The aviation industry accounts for a significant share of global carbon emissions. In response, the international community is expanding mandatory use of Sustainable Aviation Fuel (SAF), which is produced from organic waste or biomass and is expected to significantly reduce greenhouse gas emissions compared to conventional fossil-based jet fuel. However, high production costs remain a major challenge, leading some airlines in Europe and Japan to pass SAF-related costs on to consumers.
Against this backdrop, a research team led by Dr. Yun-Jo Lee at the Korea Research Institute of Chemical Technology (KRICT) , in collaboration with EN2CORE Technology Co., Ltd., has successfully demonstrated an integrated process that converts landfill gas generated from organic waste—such as food waste—into aviation fuel.
Currently, the refining industry mainly produces SAF from used cooking oil. However, used cooking oil is limited in supply and is also used for other applications such as biodiesel, making it relatively expensive and difficult to secure in large quantities. In contrast, landfill gas generated from food waste and livestock manure is abundant and inexpensive. This study represents the first domestic demonstration of aviation fuel production using landfill gas as the primary feedstock.
Producing aviation fuel from landfill gas requires overcoming two major challenges: purifying the gas to obtain suitable intermediates and improving the efficiency of converting gaseous intermediates into liquid fuels. The research team addressed these challenges by developing an integrated process encompassing landfill gas pretreatment, syngas production, and catalytic conversion of syngas into liquid fuels.
EN2CORE Technology was responsible for the upstream processes. Landfill gas collected from waste disposal sites is desulfurized and treated using membrane-based separation to reduce excess carbon dioxide. The purified gas is then converted into synthesis gas—containing carbon monoxide and hydrogen—using a proprietary plasma reforming reactor, and subsequently supplied to KRICT.
KRICT applied the Fischer–Tropsch process to convert the gaseous syngas into liquid fuels. In this process, hydrogen and carbon react on a catalyst surface to form hydrocarbon chains. Hydrocarbons of appropriate chain length become liquid fuels, while longer chains form solid byproducts such as wax. By employing zeolite- and cobalt-based catalysts, KRICT significantly improved selectivity toward liquid fuels rather than solid byproducts.
A key innovation of this work is the application of a microchannel reactor. Excessive heat generation during aviation fuel synthesis can damage catalysts and reduce process stability. The microchannel reactor developed by the team features alternating layers of catalyst and coolant channels, enabling rapid heat removal and suppression of thermal runaway. Through integrated and modular design, the reactor volume was reduced by up to one-tenth compared to conventional systems. Production capacity can be expanded simply by adding modules.
For demonstration purposes, the team constructed an integrated pilot facility on a landfill site in Dalseong-gun, Daegu. The facility, approximately 100 square meters in size and comparable to a two-story detached house, successfully produced 100 kg of sustainable aviation fuel per day, achieving a liquid fuel selectivity exceeding 75 percent. The team is currently optimizing long-term operation conditions and further enhancing catalyst and reactor performance.

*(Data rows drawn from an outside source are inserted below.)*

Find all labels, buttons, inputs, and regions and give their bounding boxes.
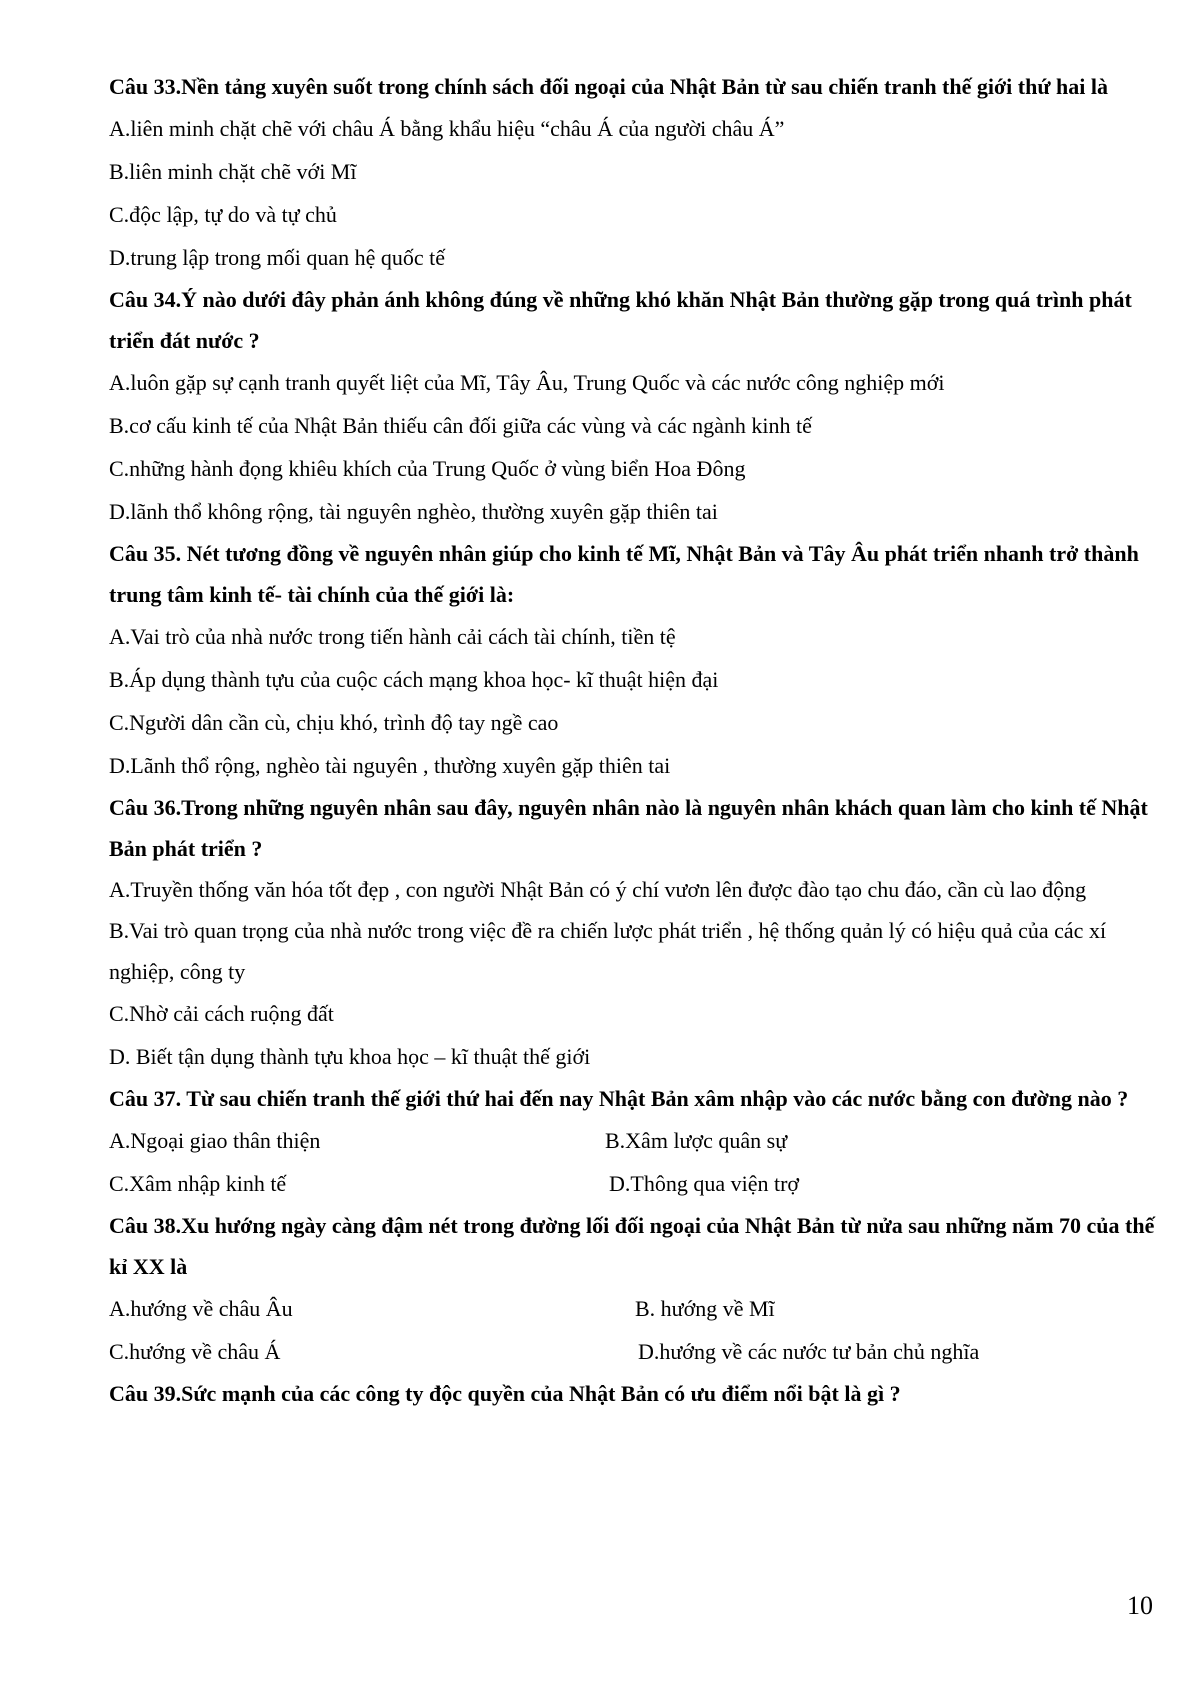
q37-option-b: B.Xâm lược quân sự [605, 1128, 788, 1153]
q34-option-a: A.luôn gặp sự cạnh tranh quyết liệt của Mĩ, Tây Âu, Trung Quốc và các nước công nghiệp mới [109, 370, 945, 395]
q38-option-a: A.hướng về châu Âu [109, 1296, 293, 1321]
q38-option-b: B. hướng về Mĩ [635, 1296, 775, 1321]
q37-option-a: A.Ngoại giao thân thiện [109, 1128, 321, 1153]
q34-option-d: D.lãnh thổ không rộng, tài nguyên nghèo, thường xuyên gặp thiên tai [109, 499, 718, 524]
q37-options-row-2 [109, 1162, 1159, 1205]
q36-option-d: D. Biết tận dụng thành tựu khoa học – kĩ thuật thế giới [109, 1044, 591, 1069]
question-37: Câu 37. Từ sau chiến tranh thế giới thứ hai đến nay Nhật Bản xâm nhập vào các nước bằng con đường nào ? [109, 1086, 1129, 1111]
q33-option-b: B.liên minh chặt chẽ với Mĩ [109, 159, 357, 184]
question-list [109, 66, 1159, 1414]
q33-option-a: A.liên minh chặt chẽ với châu Á bằng khẩu hiệu “châu Á của người châu Á” [109, 116, 785, 141]
q36-option-b: B.Vai trò quan trọng của nhà nước trong việc đề ra chiến lược phát triển , hệ thống quản lý có hiệu quả của các xí nghiệp, công ty [109, 918, 1107, 984]
q38-options-row-2 [109, 1330, 1159, 1373]
q34-option-b: B.cơ cấu kinh tế của Nhật Bản thiếu cân đối giữa các vùng và các ngành kinh tế [109, 413, 812, 438]
q37-option-c: C.Xâm nhập kinh tế [109, 1171, 287, 1196]
q36-option-a: A.Truyền thống văn hóa tốt đẹp , con người Nhật Bản có ý chí vươn lên được đào tạo chu đáo, cần cù lao động [109, 877, 1087, 902]
question-34: Câu 34.Ý nào dưới đây phản ánh không đúng về những khó khăn Nhật Bản thường gặp trong quá trình phát triển đát nước ? [109, 287, 1132, 353]
q35-option-d: D.Lãnh thổ rộng, nghèo tài nguyên , thường xuyên gặp thiên tai [109, 753, 671, 778]
q36-option-c: C.Nhờ cải cách ruộng đất [109, 1001, 334, 1026]
page-number: 10 [1127, 1591, 1153, 1620]
q35-option-a: A.Vai trò của nhà nước trong tiến hành cải cách tài chính, tiền tệ [109, 624, 676, 649]
question-33: Câu 33.Nền tảng xuyên suốt trong chính sách đối ngoại của Nhật Bản từ sau chiến tranh thế giới thứ hai là [109, 74, 1109, 99]
q34-option-c: C.những hành đọng khiêu khích của Trung Quốc ở vùng biển Hoa Đông [109, 456, 746, 481]
q37-options-row-1 [109, 1119, 1159, 1162]
q33-option-d: D.trung lập trong mối quan hệ quốc tế [109, 245, 446, 270]
question-35: Câu 35. Nét tương đồng về nguyên nhân giúp cho kinh tế Mĩ, Nhật Bản và Tây Âu phát triển nhanh trở thành trung tâm kinh tế- tài chính của thế giới là: [109, 541, 1139, 607]
q38-options-row-1 [109, 1287, 1159, 1330]
question-36: Câu 36.Trong những nguyên nhân sau đây, nguyên nhân nào là nguyên nhân khách quan làm cho kinh tế Nhật Bản phát triển ? [109, 795, 1148, 861]
question-39: Câu 39.Sức mạnh của các công ty độc quyền của Nhật Bản có ưu điểm nổi bật là gì ? [109, 1381, 901, 1406]
q35-option-c: C.Người dân cần cù, chịu khó, trình độ tay ngề cao [109, 710, 559, 735]
question-38: Câu 38.Xu hướng ngày càng đậm nét trong đường lối đối ngoại của Nhật Bản từ nửa sau những năm 70 của thế kỉ XX là [109, 1213, 1155, 1279]
q38-option-d: D.hướng về các nước tư bản chủ nghĩa [638, 1339, 980, 1364]
q33-option-c: C.độc lập, tự do và tự chủ [109, 202, 337, 227]
q35-option-b: B.Áp dụng thành tựu của cuộc cách mạng khoa học- kĩ thuật hiện đại [109, 667, 719, 692]
q37-option-d: D.Thông qua viện trợ [609, 1171, 800, 1196]
q38-option-c: C.hướng về châu Á [109, 1339, 281, 1364]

This achievement demonstrates the potential to convert everyday waste-derived gases from food waste and sewage sludge into high-value aviation fuel. Moreover, it shows that aviation fuel production—previously limited to large-scale centralized plants—can be realized at local landfills or small waste treatment facilities. The technology is therefore expected to contribute to the establishment of decentralized SAF production systems and strengthen the competitiveness of Korea's SAF industry.
The research team noted that the work is significant in securing an integrated process technology that converts organic waste into high-value fuels. KRICT President Young-Kuk Lee stated that the technology has strong potential to become a representative solution capable of achieving both carbon neutrality and a circular economy.
The development of two catalysts enabling selective production of liquid fuels was published as an inside cover article in ACS Catalysis (November 2025) and in Fuel (January 2026).